Le FMI souligne que le redressement de la situation financière du Ghana s’est opéré plus tôt qu’anticipé. Tous les indicateurs de viabilité de la dette se situent désormais sous les seuils applicables aux pays à faible revenu, permettant au pays d’obtenir cette amélioration deux ans avant l’échéance initialement prévue. Le Ghana a conclu des accords de restructuration avec plus de la moitié de ses créanciers bilatéraux, conformément à l’accord signé avec le Comité officiel des créanciers. Des accords de principe ont également été obtenus avec une part comparable des créanciers commerciaux extérieurs, tandis que les discussions se poursuivent avec les autres partenaires.
La croissance économique a atteint 6 % en 2025, puis 6,4 % au premier trimestre 2026. Les comptes extérieurs se sont renforcés avec un excédent du compte courant de 7,9 % du PIB en 2025, porté par les prix élevés de l’or. Les réserves internationales brutes ont doublé pour atteindre 11,9 milliards de dollars, soit environ quatre mois d’importations. La dette publique, retombée à 48,8 % du PIB en 2025, devrait se stabiliser autour de 52,6 % en 2026 avant de reprendre une trajectoire baissière.
Le Conseil d’administration du FMI a autorisé un ultime décaissement de 371 millions de dollars, portant le total décaissé à près de 3 milliards de dollars et clôturant ainsi le programme lancé en mai 2023. Les autorités ghanéennes ont également sollicité un Instrument de coordination des politiques (PCI) de 36 mois, qui servira de cadre aux réformes économiques sans financement direct.

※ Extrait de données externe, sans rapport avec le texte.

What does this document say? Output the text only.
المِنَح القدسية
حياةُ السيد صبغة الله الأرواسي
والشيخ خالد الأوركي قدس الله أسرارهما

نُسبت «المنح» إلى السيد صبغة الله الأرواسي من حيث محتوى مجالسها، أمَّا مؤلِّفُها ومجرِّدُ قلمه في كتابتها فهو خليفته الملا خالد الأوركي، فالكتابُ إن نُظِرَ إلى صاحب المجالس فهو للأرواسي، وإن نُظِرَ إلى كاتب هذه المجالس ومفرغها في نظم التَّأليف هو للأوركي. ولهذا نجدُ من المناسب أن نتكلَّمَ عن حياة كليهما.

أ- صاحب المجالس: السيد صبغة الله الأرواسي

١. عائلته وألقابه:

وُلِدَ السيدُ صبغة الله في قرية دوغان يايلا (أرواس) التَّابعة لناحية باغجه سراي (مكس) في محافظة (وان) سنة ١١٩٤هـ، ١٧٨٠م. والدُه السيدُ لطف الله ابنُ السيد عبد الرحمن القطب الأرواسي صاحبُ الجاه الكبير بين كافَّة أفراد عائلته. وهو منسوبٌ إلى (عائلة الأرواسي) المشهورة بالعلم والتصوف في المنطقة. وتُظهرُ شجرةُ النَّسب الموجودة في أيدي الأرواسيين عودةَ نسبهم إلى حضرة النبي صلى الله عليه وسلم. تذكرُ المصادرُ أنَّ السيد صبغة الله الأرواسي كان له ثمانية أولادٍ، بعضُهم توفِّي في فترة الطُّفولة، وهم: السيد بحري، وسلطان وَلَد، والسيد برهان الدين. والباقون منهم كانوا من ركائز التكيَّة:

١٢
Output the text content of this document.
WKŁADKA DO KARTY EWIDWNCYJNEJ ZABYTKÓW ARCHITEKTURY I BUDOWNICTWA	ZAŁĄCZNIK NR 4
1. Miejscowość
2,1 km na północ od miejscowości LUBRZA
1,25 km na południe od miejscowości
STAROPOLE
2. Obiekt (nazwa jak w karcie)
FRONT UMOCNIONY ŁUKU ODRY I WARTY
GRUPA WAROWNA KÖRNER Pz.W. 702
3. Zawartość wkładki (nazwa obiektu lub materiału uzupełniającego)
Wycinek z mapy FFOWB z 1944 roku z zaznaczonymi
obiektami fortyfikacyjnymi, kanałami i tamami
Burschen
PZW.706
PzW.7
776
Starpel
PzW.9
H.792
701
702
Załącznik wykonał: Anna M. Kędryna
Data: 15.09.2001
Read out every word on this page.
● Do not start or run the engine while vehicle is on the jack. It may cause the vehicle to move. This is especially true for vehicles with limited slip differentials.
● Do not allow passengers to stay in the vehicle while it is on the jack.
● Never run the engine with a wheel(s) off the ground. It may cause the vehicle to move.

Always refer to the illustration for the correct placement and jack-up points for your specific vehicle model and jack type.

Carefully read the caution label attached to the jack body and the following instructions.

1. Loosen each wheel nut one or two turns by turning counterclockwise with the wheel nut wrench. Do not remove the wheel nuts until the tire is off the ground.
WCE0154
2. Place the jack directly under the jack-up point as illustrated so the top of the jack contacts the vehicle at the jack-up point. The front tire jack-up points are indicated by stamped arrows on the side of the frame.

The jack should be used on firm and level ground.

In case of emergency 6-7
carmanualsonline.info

Le FMI appelle le Ghana à poursuivre ses efforts : mobilisation accrue des recettes fiscales, amélioration de la gestion des finances publiques, renforcement de la gouvernance des entreprises publiques, notamment dans l’énergie et le cacao, recapitalisation et indépendance de la Banque du Ghana, supervision renforcée du secteur financier. Cette révision constitue un signal positif pour les investisseurs et les partenaires financiers, tout en rappelant que la consolidation des acquis dépendra de la poursuite des réformes engagées.